Even though the city centre has a rich history it can be somewhat of an acquired taste. There is rampant graffiti, crime, and a peculiar layer of dirt that covers everything in sight. Don’t expect to see pristine conditions of other major European cities. If you want to visit the elegant part of the city, you can walk around the wonderful Lungomare (the Riviera di Chiaia or Via Francesco Caracciolo), and visit Via dei Mille and Vomero Hill (main shopping areas). I would also recommend you visit Castel Sant’Elmo, a medieval fortress located on a hilltop which overlooks the city and its surrounding area.
From this fortress I was able to give my new drone a proper test flight and as you can see the shots this thing captures are incredible. It’s a DJI Mavic Pro which means it has a built in 4k camera that shoots photos and videos with a max range of around 4 miles. This means I can avoid tourist traps and take pictures without feeling stifled. As a futurist it’s fascinating to see the the drop in cost and progress of technology first hand. A decade ago these were tools of movie directors, now anybody with some spare change can get one and experiment to their hearts content.

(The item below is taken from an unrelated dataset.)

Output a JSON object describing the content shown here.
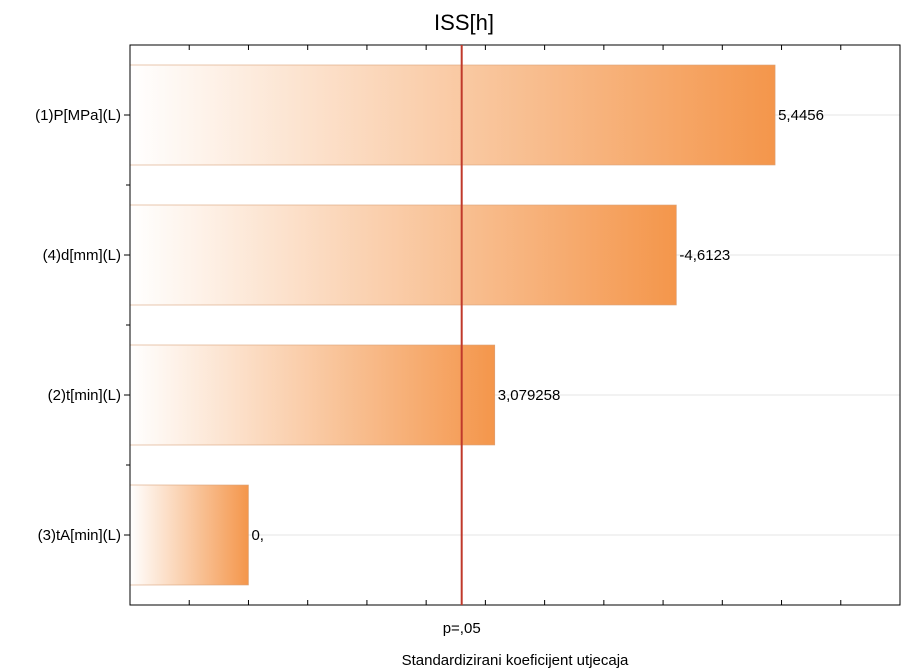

Napoli is famous for its cuisine as it draws culinary influences from the numerous cultures which have inhabited it over the course of its history, including the Greeks, Spanish and French. Naples is traditionally credited as the home of pizza so it would be a shame not to stuff your face should you ever visit. Just make sure to order a Margherita and get it cooked in a wood-burning oven to get the authentic experience.
Naples is famous for more than pizza: there’s coffee, too. Neapolitan coffee is short and very, very strong. The edge is taken off its bitter strength with sugar; if you don’t want your coffee to come already sugared, ask for it amaro. On a closing note, Naples is the crime capital of Italy and although we didn’t experience any misfortunes it pays to stay alert and avoid unknown areas. Other than that, go, explore and have fun!